Social Capital Waning in America?

Posted on Thursday, November 9, 2006 by 1 comment

Several reports in the media over the past 5-10 years about the decline of social capital in America… decay of community, loss of civic involvement and civility.

Robert D. Putnam made a splash with Bowling Alone: The Collapse and Revival of American Community (New York: Simon & Schuster, 2000). In it, he boiled down large sets of data to such sound bites as:

Declining Social Capital Trends over the last 25 years:
-Attending Club Meetings: Down 58%
-Family dinners: Down 33%
-Having friends over: Down 45%
Surprising Facts:
-Joining one group cuts in half your odds of dying next year.
-Ten minutes of commuting reduces social capital by 10%.

The Saguaro Seminar: Civic Engagement in America continues this work at Harvard’s John F. Kennedy School of Government.
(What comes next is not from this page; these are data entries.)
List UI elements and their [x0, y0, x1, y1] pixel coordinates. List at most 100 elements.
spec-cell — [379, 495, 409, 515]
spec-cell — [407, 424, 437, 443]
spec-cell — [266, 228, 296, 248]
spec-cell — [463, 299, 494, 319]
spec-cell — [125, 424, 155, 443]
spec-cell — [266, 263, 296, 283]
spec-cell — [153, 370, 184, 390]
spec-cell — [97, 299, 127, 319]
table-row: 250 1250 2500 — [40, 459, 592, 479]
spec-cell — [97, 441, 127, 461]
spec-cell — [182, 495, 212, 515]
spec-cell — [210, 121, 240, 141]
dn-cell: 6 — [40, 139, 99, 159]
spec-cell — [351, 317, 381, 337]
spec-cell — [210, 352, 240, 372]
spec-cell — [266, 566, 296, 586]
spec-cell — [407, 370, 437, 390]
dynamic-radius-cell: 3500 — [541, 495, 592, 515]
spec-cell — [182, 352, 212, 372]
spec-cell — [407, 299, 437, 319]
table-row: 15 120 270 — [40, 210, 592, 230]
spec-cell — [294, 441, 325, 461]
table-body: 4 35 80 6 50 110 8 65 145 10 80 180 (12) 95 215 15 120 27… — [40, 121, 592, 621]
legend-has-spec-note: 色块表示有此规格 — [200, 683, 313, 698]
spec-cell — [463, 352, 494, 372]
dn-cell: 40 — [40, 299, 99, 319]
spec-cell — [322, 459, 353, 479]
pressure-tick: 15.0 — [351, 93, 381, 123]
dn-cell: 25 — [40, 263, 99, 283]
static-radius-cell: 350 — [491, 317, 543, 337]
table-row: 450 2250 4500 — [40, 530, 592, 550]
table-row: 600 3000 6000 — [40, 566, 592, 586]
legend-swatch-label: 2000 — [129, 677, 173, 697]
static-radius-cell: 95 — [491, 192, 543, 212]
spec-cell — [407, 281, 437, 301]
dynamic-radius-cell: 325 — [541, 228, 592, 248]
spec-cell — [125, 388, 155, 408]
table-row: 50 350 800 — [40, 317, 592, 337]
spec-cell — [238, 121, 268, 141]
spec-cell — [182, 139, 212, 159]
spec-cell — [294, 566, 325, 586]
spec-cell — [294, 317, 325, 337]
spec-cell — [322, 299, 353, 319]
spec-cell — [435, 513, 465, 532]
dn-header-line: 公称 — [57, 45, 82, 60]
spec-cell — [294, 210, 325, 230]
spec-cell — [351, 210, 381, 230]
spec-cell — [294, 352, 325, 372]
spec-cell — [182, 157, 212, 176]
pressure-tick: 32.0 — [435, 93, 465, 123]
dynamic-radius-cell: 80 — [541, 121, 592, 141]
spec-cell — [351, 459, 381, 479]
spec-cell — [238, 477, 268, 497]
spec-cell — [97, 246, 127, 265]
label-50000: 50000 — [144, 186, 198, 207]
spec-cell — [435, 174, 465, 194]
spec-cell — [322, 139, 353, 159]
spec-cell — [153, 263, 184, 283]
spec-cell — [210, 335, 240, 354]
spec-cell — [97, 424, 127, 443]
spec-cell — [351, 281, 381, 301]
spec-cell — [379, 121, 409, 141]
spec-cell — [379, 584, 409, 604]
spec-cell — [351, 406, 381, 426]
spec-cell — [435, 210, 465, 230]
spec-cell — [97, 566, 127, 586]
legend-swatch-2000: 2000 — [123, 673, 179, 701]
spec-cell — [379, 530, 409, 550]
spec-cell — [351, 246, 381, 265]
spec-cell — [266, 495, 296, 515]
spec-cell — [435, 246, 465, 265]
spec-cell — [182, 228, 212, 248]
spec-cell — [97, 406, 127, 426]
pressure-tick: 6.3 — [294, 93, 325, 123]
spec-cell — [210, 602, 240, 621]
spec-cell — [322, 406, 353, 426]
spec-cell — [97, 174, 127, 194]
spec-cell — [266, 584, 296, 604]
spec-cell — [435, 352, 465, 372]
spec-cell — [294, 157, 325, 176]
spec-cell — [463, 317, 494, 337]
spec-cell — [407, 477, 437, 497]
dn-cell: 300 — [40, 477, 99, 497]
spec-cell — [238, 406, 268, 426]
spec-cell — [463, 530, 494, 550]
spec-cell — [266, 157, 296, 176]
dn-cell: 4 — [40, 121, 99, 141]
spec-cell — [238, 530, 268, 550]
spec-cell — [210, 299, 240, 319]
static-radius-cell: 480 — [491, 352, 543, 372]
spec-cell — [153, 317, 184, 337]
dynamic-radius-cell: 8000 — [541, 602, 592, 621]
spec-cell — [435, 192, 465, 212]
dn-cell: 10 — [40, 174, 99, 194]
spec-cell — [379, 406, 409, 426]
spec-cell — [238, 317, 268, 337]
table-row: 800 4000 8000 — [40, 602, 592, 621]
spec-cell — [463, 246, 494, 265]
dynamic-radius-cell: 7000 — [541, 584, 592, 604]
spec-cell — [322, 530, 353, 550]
Another compelling study reported that the percentage of Americans with no one in which to confide soared from 10% in 1985 to 25% in 2004. And 25% of U.S. households have only one person in them, vs. 10% in 1950. Isolation appears to be increasing.
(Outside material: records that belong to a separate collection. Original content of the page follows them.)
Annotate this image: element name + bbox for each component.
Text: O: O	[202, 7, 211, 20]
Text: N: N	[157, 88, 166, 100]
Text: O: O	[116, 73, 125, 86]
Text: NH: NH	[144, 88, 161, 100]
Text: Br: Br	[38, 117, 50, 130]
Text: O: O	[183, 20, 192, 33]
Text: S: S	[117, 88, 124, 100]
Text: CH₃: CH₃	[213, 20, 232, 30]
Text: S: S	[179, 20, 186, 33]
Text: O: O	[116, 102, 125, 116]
Posted in: Community Building

One comment

  1. Michael says:

    Not everyone agrees with the view that social cohesion is unravelling willy nilly. Wikipedia comments about Putnam’s article that preceeded the Bowling Alone book:

    It was not without its critics, however, some of whom argued that Putnam was ignoring new organizations and forms of social capital; others argued that many of the included organizations were responsible for the supression of civil rights movements and the reinforcement of anti-egalitarian social norms. Perhaps the most widely noted observation in the article was the fact that over the last decade and a half, the United States had seen an increase in bowlers but a decrease in bowling leagues.